サカナとヤクザ -暴力団の巨大資金源「密漁ビジネス」を追う- 鈴木 智彦著
築地市場も有楽町から朝日新聞が1980年(昭和55年)4月23日 築地5丁目の市場の正門前に引っ越してきたから雰囲気が変わる。それまでのブラックで世間と別世界と感じる話を聞いいた。暇なときは現れないが、連休前後とか、年末の業務多忙なときは本性が出てくる。築地が繁盛していた時の話と人手不足で人材を選べないところで、他のところで失敗しても築地では受け入れてくれる。学校のブラック規則などは築地にはない。注意されるのは一度だけ。
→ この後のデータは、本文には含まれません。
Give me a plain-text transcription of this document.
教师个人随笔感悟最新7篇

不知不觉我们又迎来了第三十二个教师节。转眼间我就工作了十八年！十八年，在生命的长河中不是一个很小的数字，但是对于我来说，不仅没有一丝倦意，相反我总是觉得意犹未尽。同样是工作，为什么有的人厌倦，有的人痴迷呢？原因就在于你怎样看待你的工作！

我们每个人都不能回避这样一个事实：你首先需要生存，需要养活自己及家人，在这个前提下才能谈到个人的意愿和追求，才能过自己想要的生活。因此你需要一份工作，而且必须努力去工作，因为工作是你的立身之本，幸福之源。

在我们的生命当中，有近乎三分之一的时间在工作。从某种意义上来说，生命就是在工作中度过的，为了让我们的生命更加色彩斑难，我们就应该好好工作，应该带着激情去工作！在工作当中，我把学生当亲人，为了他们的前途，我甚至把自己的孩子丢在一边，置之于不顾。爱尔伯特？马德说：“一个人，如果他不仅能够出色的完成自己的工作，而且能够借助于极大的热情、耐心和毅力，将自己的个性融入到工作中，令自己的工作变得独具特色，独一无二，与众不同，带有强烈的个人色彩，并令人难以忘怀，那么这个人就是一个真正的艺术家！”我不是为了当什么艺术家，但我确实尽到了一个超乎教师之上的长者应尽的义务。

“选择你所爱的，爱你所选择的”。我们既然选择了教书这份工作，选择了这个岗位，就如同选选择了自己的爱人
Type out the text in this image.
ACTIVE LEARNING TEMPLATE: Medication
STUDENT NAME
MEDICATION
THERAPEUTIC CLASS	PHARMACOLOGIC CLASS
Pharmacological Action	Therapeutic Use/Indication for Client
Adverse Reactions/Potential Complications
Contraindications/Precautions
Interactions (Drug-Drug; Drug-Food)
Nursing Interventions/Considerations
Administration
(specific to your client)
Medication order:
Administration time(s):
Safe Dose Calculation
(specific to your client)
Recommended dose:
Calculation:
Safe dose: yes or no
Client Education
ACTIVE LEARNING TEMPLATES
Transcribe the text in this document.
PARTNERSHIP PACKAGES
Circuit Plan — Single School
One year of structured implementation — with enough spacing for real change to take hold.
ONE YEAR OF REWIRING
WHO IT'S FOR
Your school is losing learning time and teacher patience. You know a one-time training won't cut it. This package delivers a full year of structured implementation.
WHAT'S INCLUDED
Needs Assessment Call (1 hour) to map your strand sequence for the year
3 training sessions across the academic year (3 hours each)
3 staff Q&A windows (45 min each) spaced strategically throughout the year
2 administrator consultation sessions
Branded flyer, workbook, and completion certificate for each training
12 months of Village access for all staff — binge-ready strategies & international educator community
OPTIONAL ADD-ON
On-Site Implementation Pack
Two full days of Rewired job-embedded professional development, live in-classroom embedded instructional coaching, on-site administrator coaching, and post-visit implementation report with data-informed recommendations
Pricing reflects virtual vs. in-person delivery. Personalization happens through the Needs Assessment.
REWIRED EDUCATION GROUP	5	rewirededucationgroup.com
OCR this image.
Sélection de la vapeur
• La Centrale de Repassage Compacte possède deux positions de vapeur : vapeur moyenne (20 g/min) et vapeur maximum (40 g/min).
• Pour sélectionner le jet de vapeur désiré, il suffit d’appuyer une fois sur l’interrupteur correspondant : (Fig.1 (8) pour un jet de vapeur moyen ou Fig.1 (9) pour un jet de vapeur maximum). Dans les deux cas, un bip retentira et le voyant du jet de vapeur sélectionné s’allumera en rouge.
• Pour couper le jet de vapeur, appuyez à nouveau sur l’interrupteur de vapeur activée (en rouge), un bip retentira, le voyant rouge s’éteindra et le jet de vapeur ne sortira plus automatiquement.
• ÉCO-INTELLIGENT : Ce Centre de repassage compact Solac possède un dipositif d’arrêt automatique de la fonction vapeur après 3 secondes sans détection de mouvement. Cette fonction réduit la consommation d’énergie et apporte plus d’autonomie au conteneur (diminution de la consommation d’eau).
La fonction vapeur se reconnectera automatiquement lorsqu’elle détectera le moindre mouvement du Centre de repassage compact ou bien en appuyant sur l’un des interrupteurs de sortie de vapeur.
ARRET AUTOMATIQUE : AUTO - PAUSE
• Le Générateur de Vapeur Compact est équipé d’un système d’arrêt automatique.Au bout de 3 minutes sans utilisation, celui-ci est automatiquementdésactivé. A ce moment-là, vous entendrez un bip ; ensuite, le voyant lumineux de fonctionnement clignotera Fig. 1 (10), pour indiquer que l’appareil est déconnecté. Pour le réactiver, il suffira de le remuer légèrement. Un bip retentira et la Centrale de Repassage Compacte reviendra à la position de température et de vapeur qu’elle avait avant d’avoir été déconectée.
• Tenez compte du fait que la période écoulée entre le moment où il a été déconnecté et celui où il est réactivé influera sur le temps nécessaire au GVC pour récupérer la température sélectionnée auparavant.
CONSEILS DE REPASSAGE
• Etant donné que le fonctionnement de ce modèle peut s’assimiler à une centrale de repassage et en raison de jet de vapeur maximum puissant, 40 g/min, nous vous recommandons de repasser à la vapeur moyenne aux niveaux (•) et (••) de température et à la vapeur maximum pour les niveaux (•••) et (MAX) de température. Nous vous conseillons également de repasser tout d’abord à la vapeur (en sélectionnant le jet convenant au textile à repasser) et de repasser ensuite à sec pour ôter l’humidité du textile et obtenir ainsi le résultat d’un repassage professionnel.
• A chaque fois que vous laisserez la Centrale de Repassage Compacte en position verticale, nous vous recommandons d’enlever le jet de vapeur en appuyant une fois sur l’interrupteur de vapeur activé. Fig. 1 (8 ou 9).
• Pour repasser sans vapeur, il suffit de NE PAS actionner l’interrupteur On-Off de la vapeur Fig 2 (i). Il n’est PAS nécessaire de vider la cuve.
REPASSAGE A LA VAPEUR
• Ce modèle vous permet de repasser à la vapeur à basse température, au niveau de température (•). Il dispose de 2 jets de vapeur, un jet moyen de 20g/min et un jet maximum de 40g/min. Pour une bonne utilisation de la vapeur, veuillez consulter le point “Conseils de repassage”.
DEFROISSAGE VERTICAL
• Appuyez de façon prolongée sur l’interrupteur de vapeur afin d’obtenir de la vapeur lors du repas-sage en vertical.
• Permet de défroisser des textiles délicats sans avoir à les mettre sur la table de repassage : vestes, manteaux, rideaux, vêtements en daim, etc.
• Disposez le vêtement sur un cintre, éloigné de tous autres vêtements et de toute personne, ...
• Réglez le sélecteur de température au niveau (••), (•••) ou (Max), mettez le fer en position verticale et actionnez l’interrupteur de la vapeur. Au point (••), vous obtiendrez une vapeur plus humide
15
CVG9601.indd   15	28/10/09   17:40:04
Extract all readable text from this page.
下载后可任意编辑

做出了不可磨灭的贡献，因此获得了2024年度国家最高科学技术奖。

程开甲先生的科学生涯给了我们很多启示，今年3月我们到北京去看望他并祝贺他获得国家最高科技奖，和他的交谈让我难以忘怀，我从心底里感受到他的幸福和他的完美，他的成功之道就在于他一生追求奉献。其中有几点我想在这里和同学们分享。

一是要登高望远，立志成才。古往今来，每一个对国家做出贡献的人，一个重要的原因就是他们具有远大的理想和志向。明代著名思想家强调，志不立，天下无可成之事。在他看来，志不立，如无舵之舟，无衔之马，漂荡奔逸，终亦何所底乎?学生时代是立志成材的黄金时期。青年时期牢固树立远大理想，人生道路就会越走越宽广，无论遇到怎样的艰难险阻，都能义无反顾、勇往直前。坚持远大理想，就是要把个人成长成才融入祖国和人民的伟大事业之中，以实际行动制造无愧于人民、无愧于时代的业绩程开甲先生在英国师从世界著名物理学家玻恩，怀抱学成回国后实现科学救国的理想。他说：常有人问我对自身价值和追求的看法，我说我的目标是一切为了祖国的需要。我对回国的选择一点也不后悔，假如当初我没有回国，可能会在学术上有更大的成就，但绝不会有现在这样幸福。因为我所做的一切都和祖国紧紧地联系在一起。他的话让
特に衛生面で茶髪金髪赤髪は普通の世界で体力があって、欠勤しなければ年齢制限がない。80でも十分働いている人を見かけた。築地で一番嫌われるのは無断欠勤で酒酔い勤務は黙認の世界。
市場というところは表向き明朗公平という印象があるが、時間が短い・現金商売など規格化されていない商材は個人の目利きの職人の世界でもある。そこには常時不正を行う誘惑がある。在庫をしっかり記帳していても、破損、商材の賞味期限の日切れ等で廃棄するのも多い。市場は昼に終わる。すると昼から酒を飲める人は近所に住まいの人で事故さえ起こさないと見つからない。それで娯楽がギャンブルしかない。店の金を一時的流用として、ノミ行為の人に依頼する。大方損をして、店の商品を埋め合せる。従って親族でない人は信用が置けない。すると親族の羽振りの良さに比較し、バイトは賃金の安さからお客からの金を懐に入れることをするようになる。
農産物でも水産物でも他人の商品となる物を無断で収穫し、東京等の市場に流す人がいる。多くは東京行きでこの本は事情が書かれている。築地のDXの遅れが産地の盗難品の販売先にもなっている盗難品の激安価格の下に生産者が泣いている。盗まれた農水産商品が値決めの参考価格となり生産意欲を減らす。
市場で激安商材をあさるのは犯罪者の助けかもしれない。発展途上国で児童労働などで激安商品を日本に持ってきて販売することは、安さの正義より、搾取の共同犯罪者でもある。ウィグルを気にするのは世界は新しい段階に来た気がする。
根拠のない激安は犯罪があるという疑念を持つ時代になった。安さを追求していた日本はもしかすると犯罪者的生産物を売っていたかもしれない。途上国労働者の搾取、再生産不能な無差別、無区分の乱暴な漁獲もあり、日本の100円すし屋を繁盛させる。心が痛まないのだろうか。金子みすゞが生きていたら、どのような詩を書くのだろうか。